Fatal loss of Carthage

It is interesting that, in Wickham’s opinion, the failure of the Roman authorities to prevent Geiseric the Vandal moving from Spain into North Africa and seizing Carthage in 439, is far more important than Alaric’s 410 Sack of Rome. The trade, tax and food umbilical cord between Rome and Carthage was broken permanently. (Carthage supplied all Rome’s foodstuffs in lieu of tax. No Carthage, no food. From the mid-5th century the population of Rome begins to drop fast; in the 6th century its population probably plummeted by 80%.)

Tax collapse

And so a vast tax hole opened in the Western Empire’s finances, which made it progressively harder to pay armies (increasingly made up of ‘barbarian’ mercenaries, anyway). Slowly a shift took place towards paying armies, generals and allies off with land; very slowly the Empire moved from being a tax-based to a land-based administration. This was to become the basis for Western feudalism.

The Goths in their various tribal formations took Gaul, Spain, then North Africa, then Italy. But Gothic hegemony was itself transient: by 511 it was over. Clovis, king of the Franks, defeated the Goths in the Roman province of Gaul, which increasingly becomes referred to as Francia; and the Eastern general, Belisarius, led violent campaigns in Italy to expel the Goths from the mainland (although it turned out he only created an exhausted power vacuum into which a new tribe, the Lombards, would enter).

Francia

But the success of Clovis I (ruled 480s to 511) would establish Frankish rule in most of Francia and transform Gaul from a peripheral kingdom into the core of Western Europe for centuries to come (up to, including and following Charlemagne’s vast extension of Frankish power in the late 700s).

Tax

Wickham makes some points about tax-based regimes I’d never thought about before: Tax-based regimes are generally much richer than land-based ones, because they tax a broader spread of citizens, more effectively. Tax-based regimes also are generally more powerful than land-based ones, because tax collectors and assessors monitor the entire domain more thoroughly, and court officials, army officers etc are paid salaries from the royal treasury. By contrast land-based armies or nobles are more independent and harder to govern – which helps to explain the endless rebellions which are so characteristic of the High Middle Ages.

Meat

It’s one of only hundreds of interesting details in the book, but I was fascinated to learn that the shift from Roman to post-Roman society can be measured in diet. Aristocratic, senatorial and wealthy Romans asserted their class through a rarefied diet of delicate and expensive ingredients. The ‘barbarian’ successor states liked meat. The rituals of the royal hunt, the killing of wild beasts, and the division of cooked meat to loyal retainers in the royal hall or palace replaced the ornate, lying-on-a-couch sampling dishes of larks’ tongues of the Roman Empire – and The Hunt is a central motif of art and literature, drenched with power and significance, all through the Middle Ages and well into the Renaissance.

But ultimately…

Although Wickham hedges it round with modish qualifications and theoretical reminders not to be teleological or use hindsight, despite all his warnings to be more subtle and alert to slow increments rather than catastrophic ‘falls’ – nonetheless, the fact remains that the Western Roman Empire had ceased to exist as a coherent political entity by the mid-6th century.

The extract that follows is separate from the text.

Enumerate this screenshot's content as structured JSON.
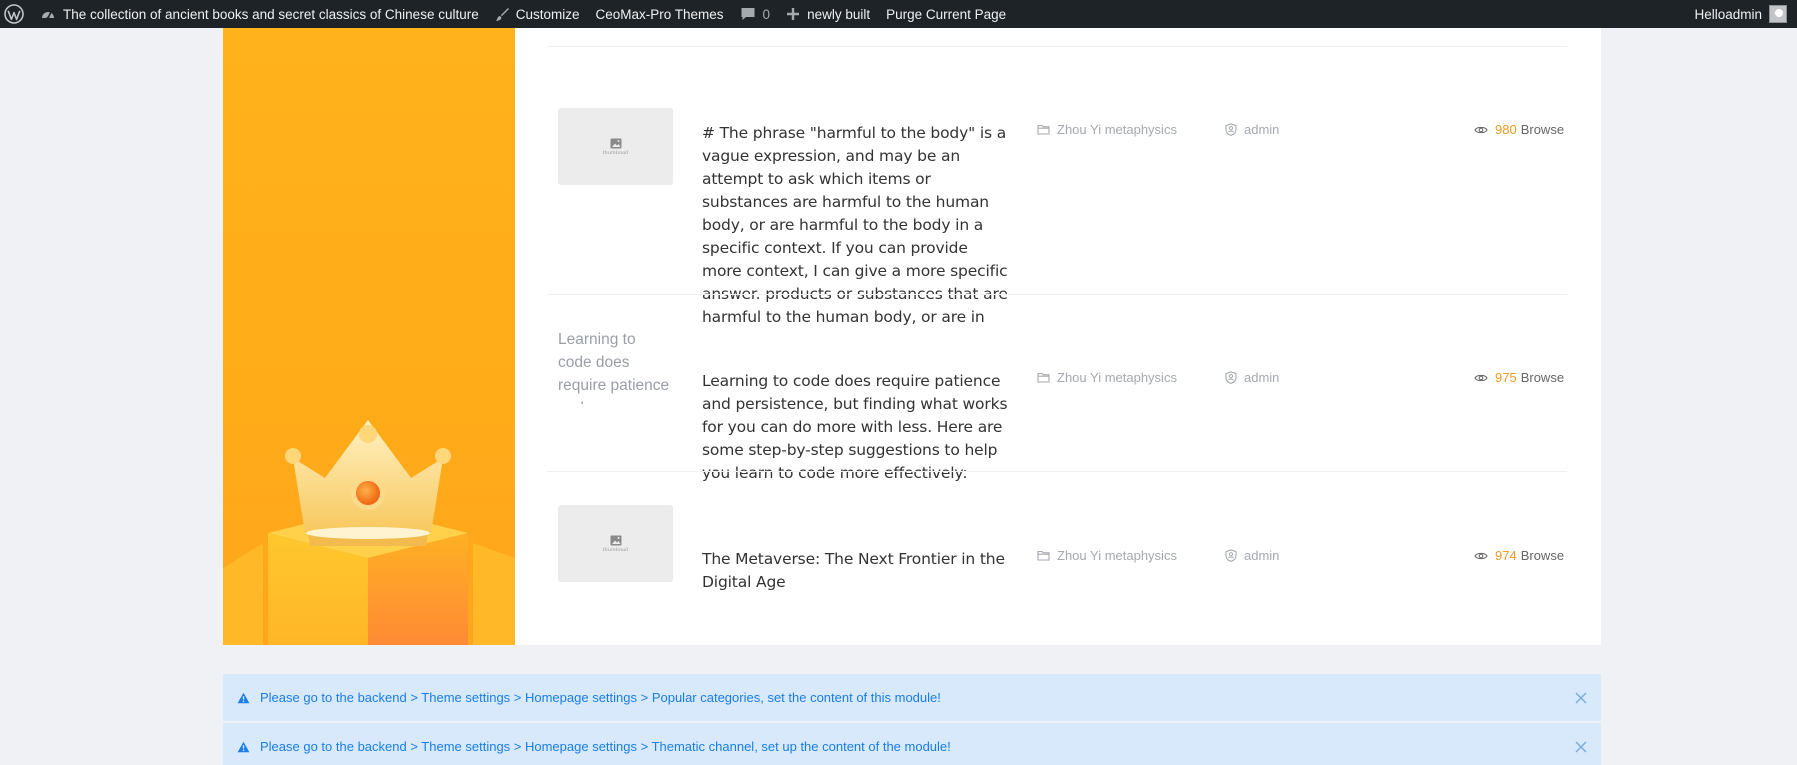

It was replaced by a patchwork of kingdoms ruled by non-Roman ‘barbarian’ kings. And – rather contradicting his own thesis – Wickham admits that the archaeological record shows ‘the dramatic economic simplification of most of the West’ (p.95), north of the Loire in the 5th century and in the core Mediterranean lands in the 6th.

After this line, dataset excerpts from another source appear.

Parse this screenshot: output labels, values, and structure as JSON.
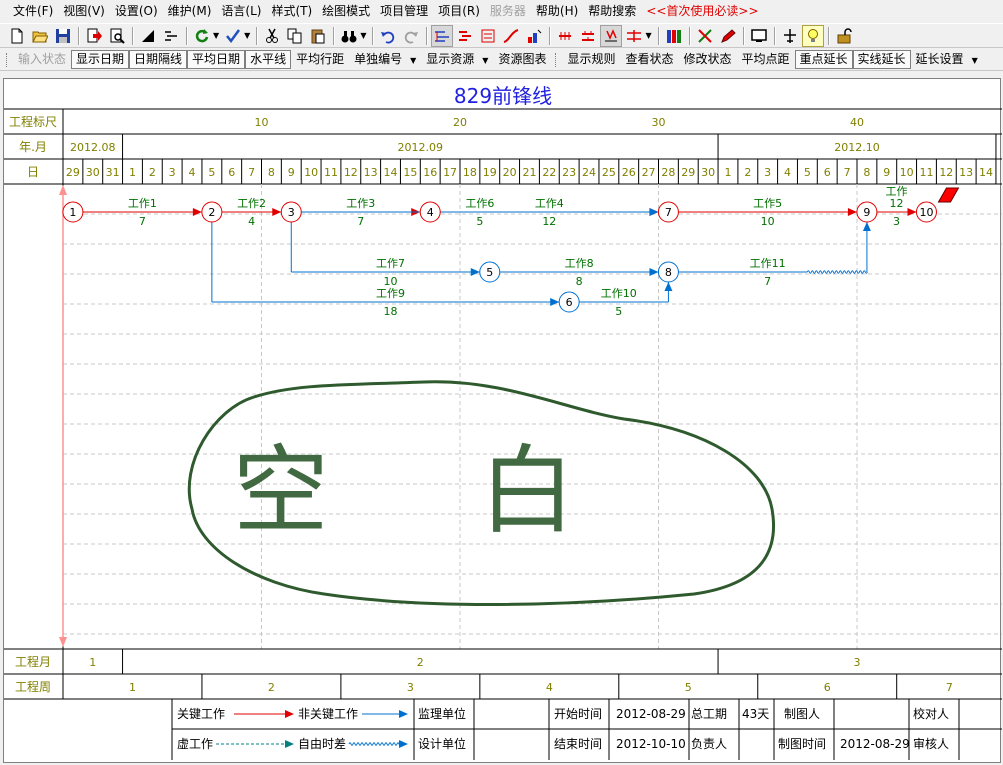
{
  "menubar": {
    "items": [
      {
        "label": "文件(F)"
      },
      {
        "label": "视图(V)"
      },
      {
        "label": "设置(O)"
      },
      {
        "label": "维护(M)"
      },
      {
        "label": "语言(L)"
      },
      {
        "label": "样式(T)"
      },
      {
        "label": "绘图模式"
      },
      {
        "label": "项目管理"
      },
      {
        "label": "项目(R)"
      },
      {
        "label": "服务器",
        "disabled": true
      },
      {
        "label": "帮助(H)"
      },
      {
        "label": "帮助搜索"
      },
      {
        "label": "<<首次使用必读>>",
        "red": true
      }
    ]
  },
  "toolbar2": {
    "items": [
      {
        "label": "输入状态",
        "disabled": true
      },
      {
        "label": "显示日期",
        "pressed": true
      },
      {
        "label": "日期隔线",
        "pressed": true
      },
      {
        "label": "平均日期",
        "pressed": true
      },
      {
        "label": "水平线",
        "pressed": true
      },
      {
        "label": "平均行距"
      },
      {
        "label": "单独编号",
        "dropdown": true
      },
      {
        "label": "显示资源",
        "dropdown": true
      },
      {
        "label": "资源图表"
      },
      {
        "sep": true
      },
      {
        "label": "显示规则"
      },
      {
        "label": "查看状态"
      },
      {
        "label": "修改状态"
      },
      {
        "label": "平均点距"
      },
      {
        "label": "重点延长",
        "pressed": true
      },
      {
        "label": "实线延长",
        "pressed": true
      },
      {
        "label": "延长设置",
        "dropdown": true
      }
    ]
  },
  "chart": {
    "title": "829前锋线",
    "row_labels": {
      "scale": "工程标尺",
      "year_month": "年.月",
      "day": "日",
      "project_month": "工程月",
      "project_week": "工程周"
    },
    "scale_ticks": [
      10,
      20,
      30,
      40
    ],
    "months": [
      "2012.08",
      "2012.09",
      "2012.10"
    ],
    "days": [
      29,
      30,
      31,
      1,
      2,
      3,
      4,
      5,
      6,
      7,
      8,
      9,
      10,
      11,
      12,
      13,
      14,
      15,
      16,
      17,
      18,
      19,
      20,
      21,
      22,
      23,
      24,
      25,
      26,
      27,
      28,
      29,
      30,
      1,
      2,
      3,
      4,
      5,
      6,
      7,
      8,
      9,
      10,
      11,
      12,
      13,
      14
    ],
    "project_months": [
      "1",
      "2",
      "3"
    ],
    "project_weeks": [
      "1",
      "2",
      "3",
      "4",
      "5",
      "6",
      "7"
    ],
    "nodes": [
      {
        "id": "1",
        "day": 0,
        "row": 0,
        "critical": true
      },
      {
        "id": "2",
        "day": 7,
        "row": 0,
        "critical": true
      },
      {
        "id": "3",
        "day": 11,
        "row": 0,
        "critical": true
      },
      {
        "id": "4",
        "day": 18,
        "row": 0,
        "critical": true
      },
      {
        "id": "7",
        "day": 30,
        "row": 0,
        "critical": true
      },
      {
        "id": "9",
        "day": 40,
        "row": 0,
        "critical": true
      },
      {
        "id": "10",
        "day": 43,
        "row": 0,
        "critical": true
      },
      {
        "id": "5",
        "day": 21,
        "row": 2,
        "critical": false
      },
      {
        "id": "8",
        "day": 30,
        "row": 2,
        "critical": false
      },
      {
        "id": "6",
        "day": 25,
        "row": 3,
        "critical": false
      }
    ],
    "activities": [
      {
        "name": "工作1",
        "duration": "7",
        "from": "1",
        "to": "2",
        "critical": true
      },
      {
        "name": "工作2",
        "duration": "4",
        "from": "2",
        "to": "3",
        "critical": true
      },
      {
        "name": "工作3",
        "duration": "7",
        "from": "3",
        "to": "4",
        "critical": true
      },
      {
        "name": "工作4",
        "duration": "12",
        "from": "4",
        "to": "7",
        "critical": true
      },
      {
        "name": "工作5",
        "duration": "10",
        "from": "7",
        "to": "9",
        "critical": true
      },
      {
        "name": "工作",
        "duration": "3",
        "extra": "12",
        "from": "9",
        "to": "10",
        "critical": true
      },
      {
        "name": "工作6",
        "duration": "5",
        "from": "3",
        "to": "7",
        "critical": false
      },
      {
        "name": "工作7",
        "duration": "10",
        "from": "3",
        "to": "5",
        "critical": false
      },
      {
        "name": "工作8",
        "duration": "8",
        "from": "5",
        "to": "8",
        "critical": false
      },
      {
        "name": "工作11",
        "duration": "7",
        "from": "8",
        "to": "9",
        "critical": false
      },
      {
        "name": "工作9",
        "duration": "18",
        "from": "2",
        "to": "6",
        "critical": false
      },
      {
        "name": "工作10",
        "duration": "5",
        "from": "6",
        "to": "8",
        "critical": false
      }
    ],
    "handwriting": "空 白"
  },
  "legend": {
    "critical_work": "关键工作",
    "noncritical_work": "非关键工作",
    "dummy_work": "虚工作",
    "free_float": "自由时差",
    "supervisor": "监理单位",
    "designer": "设计单位",
    "start_label": "开始时间",
    "start_value": "2012-08-29",
    "end_label": "结束时间",
    "end_value": "2012-10-10",
    "total_label": "总工期",
    "total_value": "43天",
    "owner_label": "负责人",
    "drawer_label": "制图人",
    "drawtime_label": "制图时间",
    "drawtime_value": "2012-08-29",
    "checker_label": "校对人",
    "reviewer_label": "审核人"
  },
  "colors": {
    "critical": "#e00000",
    "noncritical": "#0070d0",
    "label": "#007000",
    "title": "#2020e0",
    "header_text": "#808000"
  }
}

Building became far less ambitious, artisanal production became less professionalised, exchange became more localised.

Wickham sees the shift from the Empire’s efficient tax-based economy, to the land-based administration of the post-Roman states as decisive. By the mid-sixth century the successor states couldn’t have matched Roman power or wealth, no matter how hard they tried, because they lacked the sophisticated tax system and revenue. Different states, with different social and economic system, different iconographies of power and different values, were firmly established.